Слепко начал объяснять про тяжесть международного положения, но вошедшие заорали все разом:
– Хорош! Налопались уже этого дерьма… Переселяй прямо теперь куды хочешь! Мы на тебя управу найдем!
Чернявый, ухмыляясь, поднял руку. Крики смолкли.
– Вот что, начальник, ты нам сейчас жилплощадь выдели, или пущай кадровик нам книжки вернет. Уволимся всей общагой к такой-то матери. Один только Федорчук останется. Заживет старый хрен, как король, – заржал чернявый.
– Переселить вас сейчас я не могу. Не могу и книжки отдать, пока не вернете аванса или не отработаете до конца месяца. Вот тогда и поговорим, только уж с каждым по отдельности. А сейчас немедленно покиньте помещение! – Евгений сделал вид, что собирается что-то записать.
– До конца месяца?! Ишь, чего удумал! Врешь, не имеешь права книжки задерживать! Мы тебе не рабы подневольные, у нас, чай, советская власть!
Запах перегара сделался чрезвычайно отчетливым.
– Ша, робяты, тихо! – вновь утихомирил своих чернявый. – А то как бы гражданин начальник не надумал фулюганство нам припаять. Вот что, – обернулся он к Евгению, – мы свои права знаем, пока книжки не вернешь, никуда отсюдова не уйдем! Рассаживайся, братва!
Двое уселись на диван, грубо отпихнув Шевцова, один – на свободный стул в углу. Татарин сел просто на корточки.

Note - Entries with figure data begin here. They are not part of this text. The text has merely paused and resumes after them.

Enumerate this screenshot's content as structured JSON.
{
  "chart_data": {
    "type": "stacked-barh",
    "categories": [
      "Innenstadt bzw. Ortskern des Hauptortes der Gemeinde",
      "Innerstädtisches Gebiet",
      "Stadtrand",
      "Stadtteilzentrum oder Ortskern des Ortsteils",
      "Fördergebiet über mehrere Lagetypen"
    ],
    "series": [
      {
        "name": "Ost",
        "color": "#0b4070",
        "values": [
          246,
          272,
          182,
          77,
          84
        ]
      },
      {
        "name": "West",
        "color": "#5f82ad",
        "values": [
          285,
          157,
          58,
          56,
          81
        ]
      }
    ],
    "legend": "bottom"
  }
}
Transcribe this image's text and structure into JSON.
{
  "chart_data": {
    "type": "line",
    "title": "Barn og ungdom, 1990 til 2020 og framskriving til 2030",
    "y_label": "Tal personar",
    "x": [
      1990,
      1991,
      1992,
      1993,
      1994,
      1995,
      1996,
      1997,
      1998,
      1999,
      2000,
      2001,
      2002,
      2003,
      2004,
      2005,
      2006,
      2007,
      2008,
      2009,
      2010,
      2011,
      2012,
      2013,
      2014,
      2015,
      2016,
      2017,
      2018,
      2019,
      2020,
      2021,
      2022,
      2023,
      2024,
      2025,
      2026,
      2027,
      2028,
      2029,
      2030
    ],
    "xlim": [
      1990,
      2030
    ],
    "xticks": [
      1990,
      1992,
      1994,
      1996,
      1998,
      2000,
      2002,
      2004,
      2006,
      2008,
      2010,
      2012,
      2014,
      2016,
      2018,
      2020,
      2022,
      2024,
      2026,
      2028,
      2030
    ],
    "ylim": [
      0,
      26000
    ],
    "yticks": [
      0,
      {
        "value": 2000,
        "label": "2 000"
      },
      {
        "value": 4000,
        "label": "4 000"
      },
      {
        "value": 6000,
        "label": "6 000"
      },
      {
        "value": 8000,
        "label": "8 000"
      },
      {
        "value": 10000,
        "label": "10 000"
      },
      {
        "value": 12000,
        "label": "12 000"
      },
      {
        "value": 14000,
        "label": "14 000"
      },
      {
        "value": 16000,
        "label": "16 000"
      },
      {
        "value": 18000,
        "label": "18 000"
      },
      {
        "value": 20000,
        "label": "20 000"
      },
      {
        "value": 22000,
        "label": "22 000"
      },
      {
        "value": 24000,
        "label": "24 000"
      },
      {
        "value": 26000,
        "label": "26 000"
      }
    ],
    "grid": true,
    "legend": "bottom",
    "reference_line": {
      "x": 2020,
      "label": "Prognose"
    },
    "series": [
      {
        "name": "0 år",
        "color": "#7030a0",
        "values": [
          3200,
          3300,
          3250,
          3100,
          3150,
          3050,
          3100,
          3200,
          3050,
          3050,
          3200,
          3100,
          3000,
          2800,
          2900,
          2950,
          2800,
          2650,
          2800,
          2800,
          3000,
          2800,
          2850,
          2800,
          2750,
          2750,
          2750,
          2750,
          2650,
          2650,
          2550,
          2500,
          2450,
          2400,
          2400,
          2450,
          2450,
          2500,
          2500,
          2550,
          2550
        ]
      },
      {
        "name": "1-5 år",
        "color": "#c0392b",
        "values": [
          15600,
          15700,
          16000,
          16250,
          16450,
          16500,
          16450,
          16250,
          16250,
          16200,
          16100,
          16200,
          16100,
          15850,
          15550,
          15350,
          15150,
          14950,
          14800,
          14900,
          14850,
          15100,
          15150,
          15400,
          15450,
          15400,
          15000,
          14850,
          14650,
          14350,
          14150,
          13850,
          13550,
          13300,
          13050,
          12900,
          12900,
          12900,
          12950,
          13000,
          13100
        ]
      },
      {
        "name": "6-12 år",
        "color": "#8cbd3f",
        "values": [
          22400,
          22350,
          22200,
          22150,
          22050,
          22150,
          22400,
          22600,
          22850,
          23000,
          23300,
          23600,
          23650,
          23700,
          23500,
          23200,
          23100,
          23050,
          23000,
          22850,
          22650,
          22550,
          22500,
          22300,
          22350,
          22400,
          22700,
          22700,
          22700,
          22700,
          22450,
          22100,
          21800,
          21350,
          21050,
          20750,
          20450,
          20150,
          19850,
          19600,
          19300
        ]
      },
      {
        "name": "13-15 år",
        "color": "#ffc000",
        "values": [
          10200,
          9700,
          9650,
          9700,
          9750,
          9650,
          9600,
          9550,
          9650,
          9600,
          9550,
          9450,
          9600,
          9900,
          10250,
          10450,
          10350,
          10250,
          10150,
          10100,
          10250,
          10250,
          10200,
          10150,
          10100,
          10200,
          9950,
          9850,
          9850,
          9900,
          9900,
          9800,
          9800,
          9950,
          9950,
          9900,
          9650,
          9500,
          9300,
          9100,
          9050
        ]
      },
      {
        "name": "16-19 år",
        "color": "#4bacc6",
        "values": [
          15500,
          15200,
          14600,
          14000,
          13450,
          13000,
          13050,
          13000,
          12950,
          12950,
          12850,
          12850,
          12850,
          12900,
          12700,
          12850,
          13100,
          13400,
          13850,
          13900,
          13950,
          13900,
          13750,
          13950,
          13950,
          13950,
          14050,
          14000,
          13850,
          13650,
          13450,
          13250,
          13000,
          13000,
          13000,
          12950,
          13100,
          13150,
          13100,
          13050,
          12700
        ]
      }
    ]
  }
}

– Ну, тогда я сам уйду! – решительно поднялся Слепко. – Разговаривать в таком тоне я не намерен.
– Евгений Семенович! – подскочил вдруг Шевцов. – Вы должны!..
– Погоди, Андрей, видишь, не до тебя теперь, – отмахнулся Слепко.
– Нет, ты не уйдешь! Будешь тут с нами сидеть, пока книжки не отдашь или приказ о переселении не подпишешь. Тоже, дурачков нашел. Посмотрим, как еще твои тебя приласкают, если счас человек сто или двести разом поувольняется!
– Правильно! Пиши давай приказ, начальник. Понимаешь, работали-работали! – крикнул татарин.
– Хорошо, я распоряжусь…
– Во! Другое дело! Давай, распоряжайся.
– Ну ладно, – Евгений снял трубку. – Милицию!
Бац! Чернявый выбил трубку у него из руки, аппарат с грохотом полетел на пол.
– Потише, друг, с телефоном, – зло сощурился он, – неровен час, сломается. Давай пиши лучше приказ.
– А ну, очистить немедленно помещение! Шевцов, чего сидишь? Беги, скажи, чтобы людей сюда прислали и милицию, чтобы немедленно!
Шевцов опять что-то беспомощно залепетал.
«Размазня интеллигентская, – выругался про себя Слепко. – Однако нужно что-то предпринимать, может, написать все-таки Васильеву, они – туда, а я пока милицию вызову…»
Но чернявый, подозрительно вглядывавшийся ему в лицо, вдруг ощерился, сам назвал в трубку номер отдела кадров, благо список телефонов лежал тут же под стеклом, и прошипел Евгению:
– На, скажи ему, чтобы пёр сюда все книжки, какие ни на есть. Мы тут сами разберемся. Только смотри, если что…
В коридоре и на улице собралась уже немалая толпа. Дело принимало очень дурной оборот. В протянутой ему трубке раздавались короткие гудки.